Jason Christie of Park Hill, Okla., leveraged his intimate understanding of Grand Lake’s tendencies to catch a five-bass limit that weighed 22 pounds, 10 ounces to take the lead on day one of the Costa FLW Series Southwestern Division event Presented by T-H Marine.
Adjusting to the day’s conditions, Christie caught fish on a mix of reaction baits and slower presentations. Click here to read about his leading pattern.
Here are the details of the rest of the top five.
2. Cody Bird — Gransbury, Texas — 19-3 (5)
Drawing upon his familiarity with coastal Texas tidal fisheries, Cody Bird seized an opportunity created by hydrological dynamics and caught a second-place limit that weighed 19-3.
“I had caught a good fish off this one spot in practice, and I thought I’d run and check it,” Bird says. “The water was really dirty there, and I didn’t think it would be any good, but we pulled up there and wham, wham, wham, wham. We left them biting.
“I’m probably going to start on that spot tomorrow, because I don’t think anyone saw me on that spot. It looks so terrible anyway. I don’t think anyone would fish it, but they were there.”
Bird says he attributes the spot’s productivity to an increase in the Pensacola Dam release schedule.
“It seems like they started pulling the water really hard around 11 [a.m.],” he recalls. “I can read tides because I fish the coast a lot, but it looked like the water pulled from 10 to 12. I showed up at the right time.”
Bird says he caught his fish on a mix of reaction baits and flipping presentations. He thanked his co-angler — day one leader Robin Babb — for sharing a key bait.
“I already had a limit, but I caught a good one on the bait she gave me, so I’ll be making a mad dash to the store tonight,” Bird says.
3. Toddy Castledine — Nacogdoches, Texas — 18-6 (5)
Texas pro Todd Castledine came in to the tournament with a good idea of how he needed to fish, but as day one unfolded, he put together the pieces of a puzzle that delivered his third-place weight of 18-6.

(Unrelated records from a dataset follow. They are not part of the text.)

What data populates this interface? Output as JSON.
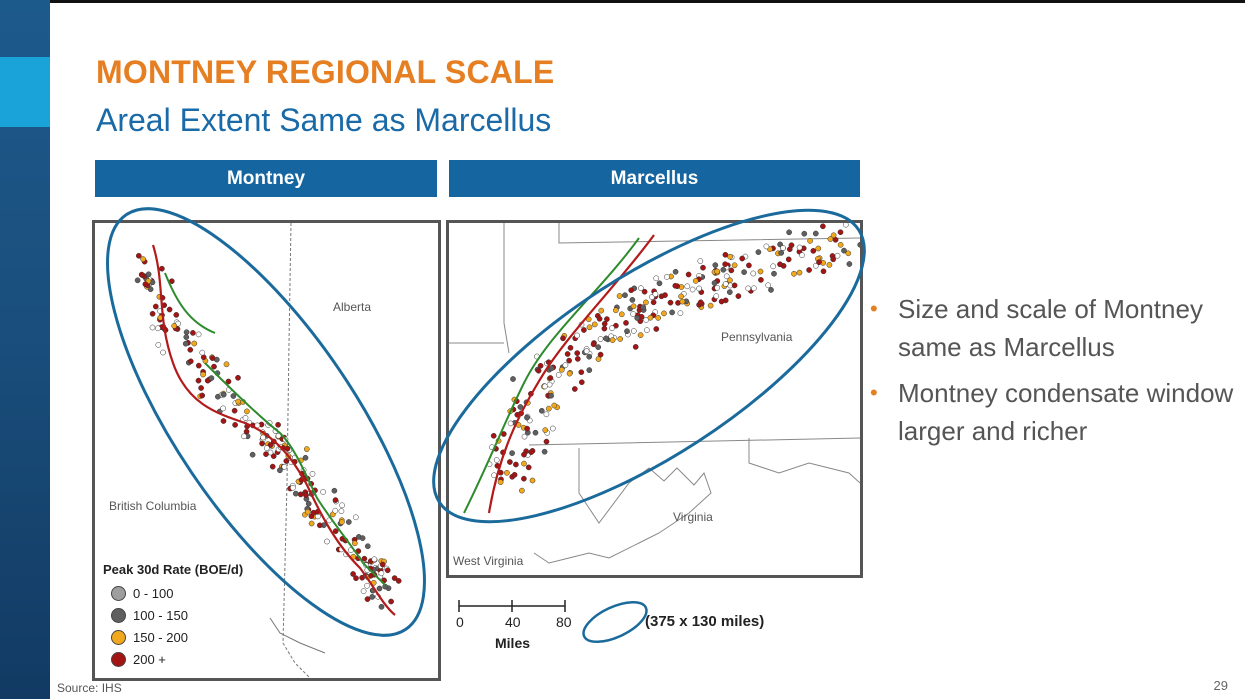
{
  "slide": {
    "title": "MONTNEY REGIONAL SCALE",
    "subtitle": "Areal Extent Same as Marcellus",
    "page_number": "29",
    "source": "Source: IHS"
  },
  "panels": {
    "montney": {
      "banner": "Montney",
      "labels": {
        "alberta": "Alberta",
        "british_columbia": "British Columbia"
      }
    },
    "marcellus": {
      "banner": "Marcellus",
      "labels": {
        "pennsylvania": "Pennsylvania",
        "virginia": "Virginia",
        "west_virginia": "West Virginia"
      }
    }
  },
  "legend": {
    "title": "Peak 30d Rate (BOE/d)",
    "items": [
      {
        "label": "0 - 100",
        "color": "#9e9e9e"
      },
      {
        "label": "100 - 150",
        "color": "#5f5f5f"
      },
      {
        "label": "150 - 200",
        "color": "#f2a81d"
      },
      {
        "label": "200 +",
        "color": "#a31515"
      }
    ]
  },
  "scale_bar": {
    "ticks": [
      "0",
      "40",
      "80"
    ],
    "unit": "Miles",
    "ellipse_dimensions": "(375 x 130 miles)"
  },
  "bullets": [
    "Size and scale of Montney same as Marcellus",
    "Montney condensate window larger and richer"
  ],
  "colors": {
    "accent_orange": "#e67e22",
    "title_blue": "#1a6aa8",
    "banner_blue": "#1565a0",
    "ellipse_blue": "#1b6a9c"
  }
}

“I figured something out today,” Castledine says. “It’s a timing deal; there’s a couple of things going on that I wasn’t aware of.
“I did this in practice; I just had a bite or two and then left. Today, it just kind of materialized. I actually went back over water I had already fished and caught more, so I kind of figured it out.”

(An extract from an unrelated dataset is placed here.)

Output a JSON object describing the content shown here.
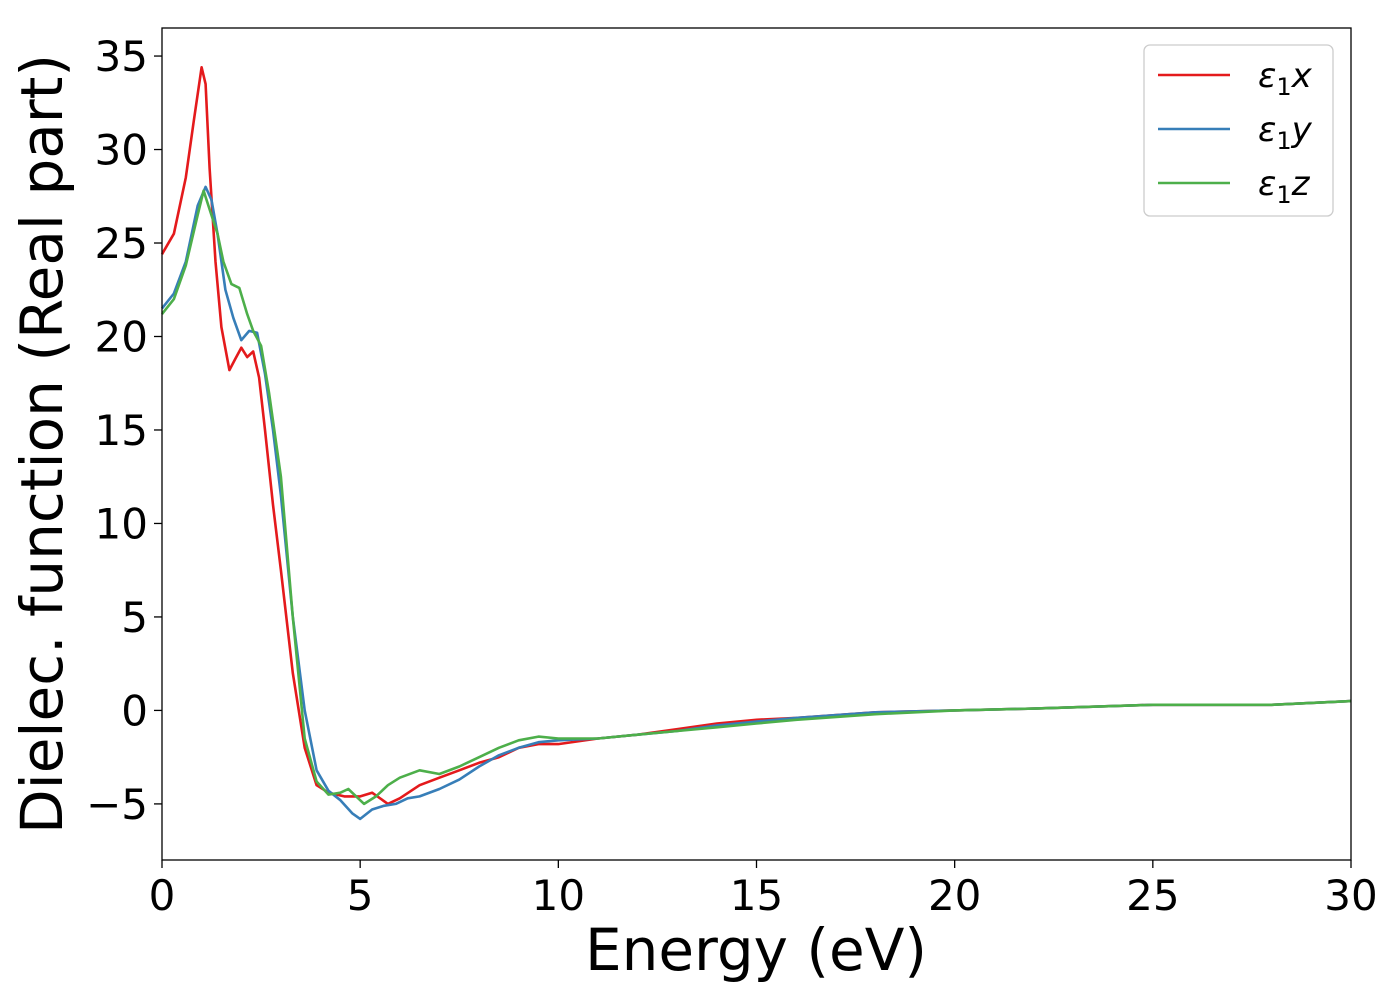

Holding his cards low on the specifics, Castledine says his success hinged on both his bait choice and the specific presentation. The only concern, he says, is that Grand Lake’s potentially falling water might disrupt his pattern on day two.
4. Toby Hartsell — Afton, Okla. — 17-14 (5)

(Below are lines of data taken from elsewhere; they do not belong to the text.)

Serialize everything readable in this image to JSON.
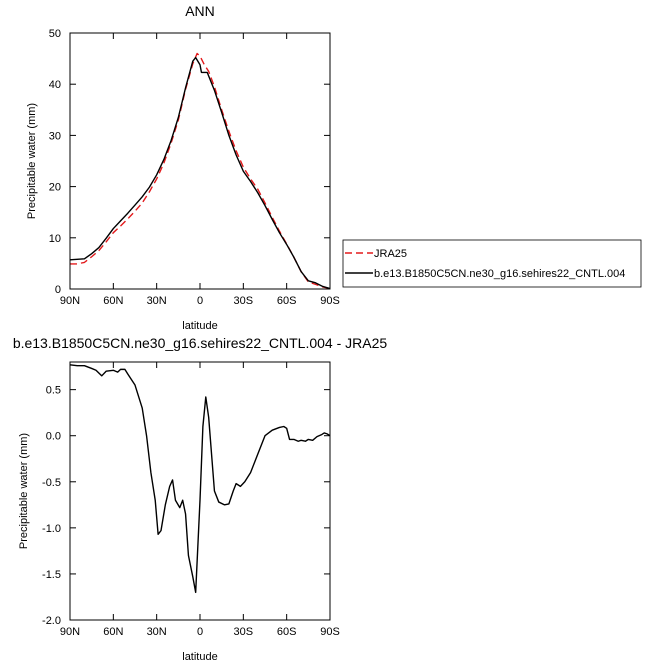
{
  "chart_data": [
    {
      "type": "line",
      "title": "ANN",
      "xlabel": "latitude",
      "ylabel": "Precipitable water (mm)",
      "xlim": [
        90,
        -90
      ],
      "ylim": [
        0,
        50
      ],
      "x_tick_values": [
        90,
        60,
        30,
        0,
        -30,
        -60,
        -90
      ],
      "x_tick_labels": [
        "90N",
        "60N",
        "30N",
        "0",
        "30S",
        "60S",
        "90S"
      ],
      "y_tick_values": [
        0,
        10,
        20,
        30,
        40,
        50
      ],
      "y_tick_labels": [
        "0",
        "10",
        "20",
        "30",
        "40",
        "50"
      ],
      "grid": false,
      "legend_position": "right",
      "series": [
        {
          "name": "JRA25",
          "color": "#e31a1c",
          "dash": "dashed",
          "points": [
            [
              90,
              4.9
            ],
            [
              85,
              4.9
            ],
            [
              80,
              5.2
            ],
            [
              75,
              6.3
            ],
            [
              70,
              7.5
            ],
            [
              65,
              9.2
            ],
            [
              60,
              11.0
            ],
            [
              55,
              12.3
            ],
            [
              50,
              13.7
            ],
            [
              45,
              15.2
            ],
            [
              40,
              16.8
            ],
            [
              35,
              19.0
            ],
            [
              30,
              21.5
            ],
            [
              25,
              24.6
            ],
            [
              20,
              28.5
            ],
            [
              15,
              33.0
            ],
            [
              10,
              39.0
            ],
            [
              5,
              44.0
            ],
            [
              2,
              46.0
            ],
            [
              0,
              45.5
            ],
            [
              -3,
              43.8
            ],
            [
              -6,
              42.5
            ],
            [
              -10,
              39.5
            ],
            [
              -15,
              35.0
            ],
            [
              -20,
              30.8
            ],
            [
              -25,
              27.0
            ],
            [
              -30,
              23.8
            ],
            [
              -35,
              21.5
            ],
            [
              -40,
              19.5
            ],
            [
              -45,
              16.8
            ],
            [
              -50,
              14.0
            ],
            [
              -55,
              11.3
            ],
            [
              -60,
              8.8
            ],
            [
              -65,
              6.2
            ],
            [
              -70,
              3.4
            ],
            [
              -75,
              1.4
            ],
            [
              -80,
              0.9
            ],
            [
              -85,
              0.4
            ],
            [
              -90,
              0.1
            ]
          ]
        },
        {
          "name": "b.e13.B1850C5CN.ne30_g16.sehires22_CNTL.004",
          "color": "#000000",
          "dash": "solid",
          "points": [
            [
              90,
              5.7
            ],
            [
              85,
              5.8
            ],
            [
              80,
              5.9
            ],
            [
              75,
              6.9
            ],
            [
              70,
              8.1
            ],
            [
              65,
              9.9
            ],
            [
              60,
              11.8
            ],
            [
              55,
              13.3
            ],
            [
              50,
              14.8
            ],
            [
              45,
              16.4
            ],
            [
              40,
              18.0
            ],
            [
              35,
              19.9
            ],
            [
              30,
              22.3
            ],
            [
              25,
              25.3
            ],
            [
              20,
              29.0
            ],
            [
              15,
              33.5
            ],
            [
              10,
              39.3
            ],
            [
              5,
              44.5
            ],
            [
              3,
              45.2
            ],
            [
              0,
              43.8
            ],
            [
              -1,
              42.3
            ],
            [
              -5,
              42.3
            ],
            [
              -10,
              38.8
            ],
            [
              -15,
              34.5
            ],
            [
              -20,
              30.0
            ],
            [
              -25,
              26.2
            ],
            [
              -30,
              23.0
            ],
            [
              -35,
              21.0
            ],
            [
              -40,
              18.8
            ],
            [
              -45,
              16.3
            ],
            [
              -50,
              13.6
            ],
            [
              -55,
              11.0
            ],
            [
              -60,
              8.7
            ],
            [
              -65,
              6.2
            ],
            [
              -70,
              3.4
            ],
            [
              -75,
              1.6
            ],
            [
              -80,
              1.2
            ],
            [
              -85,
              0.5
            ],
            [
              -90,
              0.1
            ]
          ]
        }
      ]
    },
    {
      "type": "line",
      "title": "b.e13.B1850C5CN.ne30_g16.sehires22_CNTL.004 - JRA25",
      "xlabel": "latitude",
      "ylabel": "Precipitable water (mm)",
      "xlim": [
        90,
        -90
      ],
      "ylim": [
        -2.0,
        0.8
      ],
      "x_tick_values": [
        90,
        60,
        30,
        0,
        -30,
        -60,
        -90
      ],
      "x_tick_labels": [
        "90N",
        "60N",
        "30N",
        "0",
        "30S",
        "60S",
        "90S"
      ],
      "y_tick_values": [
        0.5,
        0.0,
        -0.5,
        -1.0,
        -1.5,
        -2.0
      ],
      "y_tick_labels": [
        "0.5",
        "0.0",
        "-0.5",
        "-1.0",
        "-1.5",
        "-2.0"
      ],
      "grid": false,
      "series": [
        {
          "color": "#000000",
          "dash": "solid",
          "points": [
            [
              90,
              0.77
            ],
            [
              85,
              0.76
            ],
            [
              80,
              0.76
            ],
            [
              75,
              0.73
            ],
            [
              72,
              0.71
            ],
            [
              68,
              0.65
            ],
            [
              65,
              0.7
            ],
            [
              60,
              0.71
            ],
            [
              57,
              0.69
            ],
            [
              55,
              0.72
            ],
            [
              52,
              0.72
            ],
            [
              50,
              0.67
            ],
            [
              45,
              0.55
            ],
            [
              40,
              0.3
            ],
            [
              37,
              0.0
            ],
            [
              34,
              -0.4
            ],
            [
              31,
              -0.7
            ],
            [
              29,
              -1.07
            ],
            [
              27,
              -1.03
            ],
            [
              24,
              -0.75
            ],
            [
              21,
              -0.55
            ],
            [
              19,
              -0.48
            ],
            [
              17,
              -0.7
            ],
            [
              14,
              -0.78
            ],
            [
              12,
              -0.7
            ],
            [
              10,
              -0.85
            ],
            [
              8,
              -1.3
            ],
            [
              5,
              -1.53
            ],
            [
              3,
              -1.7
            ],
            [
              0,
              -0.7
            ],
            [
              -2,
              0.1
            ],
            [
              -4,
              0.42
            ],
            [
              -6,
              0.2
            ],
            [
              -10,
              -0.6
            ],
            [
              -13,
              -0.72
            ],
            [
              -17,
              -0.75
            ],
            [
              -20,
              -0.74
            ],
            [
              -23,
              -0.6
            ],
            [
              -25,
              -0.52
            ],
            [
              -28,
              -0.55
            ],
            [
              -31,
              -0.5
            ],
            [
              -35,
              -0.4
            ],
            [
              -40,
              -0.2
            ],
            [
              -45,
              0.0
            ],
            [
              -50,
              0.06
            ],
            [
              -55,
              0.09
            ],
            [
              -58,
              0.1
            ],
            [
              -60,
              0.08
            ],
            [
              -62,
              -0.04
            ],
            [
              -65,
              -0.04
            ],
            [
              -68,
              -0.06
            ],
            [
              -70,
              -0.05
            ],
            [
              -73,
              -0.06
            ],
            [
              -75,
              -0.04
            ],
            [
              -78,
              -0.05
            ],
            [
              -81,
              -0.01
            ],
            [
              -84,
              0.01
            ],
            [
              -86,
              0.03
            ],
            [
              -88,
              0.02
            ],
            [
              -90,
              0.0
            ]
          ]
        }
      ]
    }
  ]
}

Calling his day a classic fall junk-fishing deal, Oklahoma’s Toby Hartsell caught a limit of 17-14. With random success on a wide range of reaction baits and slow presentations, Hartsell says the day’s mix of clouds and sunny conditions did not hinder him.
“I caught them just as good when the sun came out; it didn’t seem like it mattered,” he admits. “Of course, I think the sun puts them on cover tighter. I caught them pretty much all day long, off and on.”
Hartsell says he never found a consistent habitat preference. For him, targeting windward banks was more important.
“I’m just fishing; slinging here, flipping here,” he explains. “I had 18 rods on my deck, and I used every one of them. Probably four different baits produced my weight.”
5. Paul Heavener — Tulsa, Okla. — 14-11 (5)
While many lamented the limitations of cold front conditions, Paul Heavener said he actually welcomed the change. His perception was evidenced in a limit of 14-11 that landed him in fifth place.
“I think the cold front helped me out,” Heavener says. “Practice was really tough and hot, so I think the weather change was a blessing. I feel like the fish bit pretty good. I was expecting a lot better weights from everybody, but I had a strong day.
“I feel like the fish were more comfortable cruising up shallow. The bait’s up shallow, so it’s just a matter of time until the big fish get up there with them. With the sunny days we’ve had, they just weren’t up there.”
Fishing the mid-lake area, Heavener rotated among several key stretches of bank. He says he caught all of his fish on reaction baits. His main bait was a square-bill crankbait.